The JVC Everio GZ-MS100 camcorder records DVD-quality video to SD and SDHC cards and features direct uploading to YouTube. It’s priced at around $350, which places it in between lower-end hobbyist camcorders and higher-capacity hard drive camcorders.
Features and Specifications
The camera’s relatively small size makes it easy to take just about anywhere. It’s similar in size to cheaper camcorders (such as the DXG-566V, reviewed here) but packs far better features – the 35x optical zoom being the most welcome addition. The left-hand side of the LCD has a cool navigation strip used to jump around the various menus. It’s a nice touch, but don’t buy the camera just for the navigation strip.
Video quality, too, far surpasses that of most other entry-level camcorders. That shouldn’t be a surprise, though, as the Everio costs about $150 to $200 more. Shooting in low-light produced pretty decent footage as well, which is hard to find with less expensive cameras. You can find two recent videos I’ve done here and here.
I’m happy to report that battery life is excellent. I let the camera sit and record for well over two hours before finally noticing that the battery had died. I’m used to about an hour’s worth out of cheaper camcorders or camcorders that record to tape, so the two-plus hours I got out of this little guy was a nice surprise.
Finally, being able to record on SD and SDHC cards made getting the video onto various different computers a snap. No complaints there. What you’re able to actually do with those video files is another story, though.
For some reason, JVC insists on using a proprietary MPEG-2 video format consisting of .MOD files. It apparently has something to do with licensing and supposedly you can simply rename the .MOD files to .MPG and you’ll be able to edit them easily, but this is the third camcorder in the Everio line that I’ve used and they’ve all required me to completely re-encode the files before editing. I use Sony Vegas for video editing and if I rename the files to .MPG, I can open them in Vegas as video files without any sound. To get the whole clip, I have to rename them to .MPG and then re-encode them to the actual MPEG-2 standard (more details in the “Conclusion” section below).
The main selling point of this camera, though, is to be able to easily upload videos directly to YouTube so editing clips isn’t really a big area of focus. As such, there’s a special “Upload Record” setting on the camera that limits recorded clips to ten minutes each in order to keep them inside of YouTube’s maximum clip length.

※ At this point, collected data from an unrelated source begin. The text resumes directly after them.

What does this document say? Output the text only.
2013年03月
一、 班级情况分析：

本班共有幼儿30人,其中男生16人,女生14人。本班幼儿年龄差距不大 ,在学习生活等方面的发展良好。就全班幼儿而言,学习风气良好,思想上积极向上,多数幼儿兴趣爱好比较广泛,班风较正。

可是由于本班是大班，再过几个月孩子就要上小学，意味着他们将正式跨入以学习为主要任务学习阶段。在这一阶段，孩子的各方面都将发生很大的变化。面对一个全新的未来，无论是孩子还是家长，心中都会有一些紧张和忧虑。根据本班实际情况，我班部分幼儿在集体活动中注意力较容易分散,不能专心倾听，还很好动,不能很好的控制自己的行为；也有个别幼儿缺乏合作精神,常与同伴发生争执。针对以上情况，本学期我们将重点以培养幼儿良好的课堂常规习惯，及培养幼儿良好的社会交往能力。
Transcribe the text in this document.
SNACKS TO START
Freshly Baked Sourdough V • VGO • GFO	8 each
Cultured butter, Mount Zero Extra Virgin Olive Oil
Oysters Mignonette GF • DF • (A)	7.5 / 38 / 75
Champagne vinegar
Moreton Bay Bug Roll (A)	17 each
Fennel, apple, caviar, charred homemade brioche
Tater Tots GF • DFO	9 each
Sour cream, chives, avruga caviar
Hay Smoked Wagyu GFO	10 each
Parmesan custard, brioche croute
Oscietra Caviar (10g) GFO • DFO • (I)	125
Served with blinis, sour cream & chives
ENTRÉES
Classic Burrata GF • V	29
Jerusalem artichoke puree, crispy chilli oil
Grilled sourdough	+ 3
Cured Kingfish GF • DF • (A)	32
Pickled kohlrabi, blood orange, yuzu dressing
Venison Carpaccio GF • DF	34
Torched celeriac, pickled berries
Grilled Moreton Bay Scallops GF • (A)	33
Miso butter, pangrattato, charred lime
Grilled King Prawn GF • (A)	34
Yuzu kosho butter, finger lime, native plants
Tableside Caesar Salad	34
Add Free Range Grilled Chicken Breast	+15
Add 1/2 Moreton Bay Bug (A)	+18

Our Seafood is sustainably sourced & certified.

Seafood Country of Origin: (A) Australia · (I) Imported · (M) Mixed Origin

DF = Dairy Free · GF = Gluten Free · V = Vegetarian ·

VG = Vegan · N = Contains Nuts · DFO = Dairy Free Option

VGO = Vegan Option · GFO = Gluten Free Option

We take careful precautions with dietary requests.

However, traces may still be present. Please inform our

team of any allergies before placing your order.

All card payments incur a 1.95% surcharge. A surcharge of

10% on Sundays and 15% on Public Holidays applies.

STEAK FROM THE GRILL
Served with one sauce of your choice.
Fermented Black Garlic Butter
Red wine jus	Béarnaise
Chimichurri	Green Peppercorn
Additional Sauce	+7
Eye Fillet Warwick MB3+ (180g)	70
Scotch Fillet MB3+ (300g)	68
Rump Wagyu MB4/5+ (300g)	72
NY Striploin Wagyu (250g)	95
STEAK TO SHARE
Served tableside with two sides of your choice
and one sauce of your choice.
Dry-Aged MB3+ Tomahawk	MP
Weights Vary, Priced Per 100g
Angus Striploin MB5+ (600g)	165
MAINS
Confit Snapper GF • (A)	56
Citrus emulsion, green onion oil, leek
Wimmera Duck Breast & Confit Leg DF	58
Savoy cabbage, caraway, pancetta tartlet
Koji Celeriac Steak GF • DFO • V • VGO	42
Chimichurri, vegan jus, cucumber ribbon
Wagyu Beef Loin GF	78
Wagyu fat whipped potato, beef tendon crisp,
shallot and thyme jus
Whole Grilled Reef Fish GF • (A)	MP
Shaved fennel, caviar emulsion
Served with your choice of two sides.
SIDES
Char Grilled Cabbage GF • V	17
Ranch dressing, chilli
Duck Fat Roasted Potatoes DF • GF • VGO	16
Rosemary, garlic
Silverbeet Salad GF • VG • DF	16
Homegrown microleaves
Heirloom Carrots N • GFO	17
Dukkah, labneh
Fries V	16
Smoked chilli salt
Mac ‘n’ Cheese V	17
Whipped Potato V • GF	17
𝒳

Unfortunately, the “CyberLink PowerCinema NE for Everio” software is implemented really poorly. People who have been using camcorders for long enough should have grown to accept that the bundled software is gonna stink and make other arrangements, but this camera relies on the software for the direct uploading to YouTube. I was never able to actually get anything successfully uploaded and trying to find the YouTube feature after the camera’s already been connected to your computer is tough because it’s buried somewhere in the “Advanced” menu of the software.
I eventually found my way back to the YouTube feature, but I can’t imagine a novice being able to get anything uploaded correctly on the first try. Also, the whole “One Touch Upload” claim by JVC is way, way off. There are multiple touches. First, you connect the camcorder to the computer, then you choose “Upload” from the camera’s menu, then you click the checkbox next to the video you want to upload, then you select a YouTube category for your video, then you agree to YouTube’s terms and conditions (each time), and finally you click the upload button. That’s one hell of a single click if JVC’s able to pull that off. I gotta see this mouse they’re using.
Okay, here’s the thing. I’m going to give the YouTube upload feature the benefit of the doubt that it works correctly and my “file format is not supported or the file is corrupted” message either has something to do with the 4GB SD card that JVC sent me or that it’s Windows Vista acting like an idiot — each time I put the SD card directly into my card reader, I get a message that the card needs to be scanned and fixed. I can’t scan it when the card’s in use, though, so I’m asked if I want to schedule a scan to run later and OH MY GOD, VISTA LEAVE ME ALONE. This happens with other cards, too, so let’s assume that it’s not a JVC issue.
This camera would be great for…drumroll please…people who are somewhat technically inclined, don’t need to edit their videos, and want to get them uploaded as quickly as possible. My fellow technology bloggers come to mind. I can picture myself using this at an event to record a keynote address and then zipping it up to YouTube immediately so that I can get it up on CrunchGear as in short order.
Unfortunately, the tech blogger sector’s probably not going to be a big enough market for JVC. But the relatively cumbersome YouTube feature will leave neophytes in the dark while the equally cumbersome editing process (you have to re-encode all your files just to get them to work with most video editing software) will leave people who want to edit their videos with their own software wondering why they have to jump through so many hoops when it should be a simple process: take the SD card out of the camera and into the computer, open files in the video editor.
Instead it’s: take the SD card out of the camera and into the computer, rename all the files from .MOD to .MPG, dump all of the renamed video files into SUPER, re-render them all as actual .MPG files, open files in the video editor.
If you’re patient, though, and you want a decent, affordable camera that takes pretty good-looking video, has a much-needed 35x optical zoom, and has great battery life, this camcorder might be a good fit for you.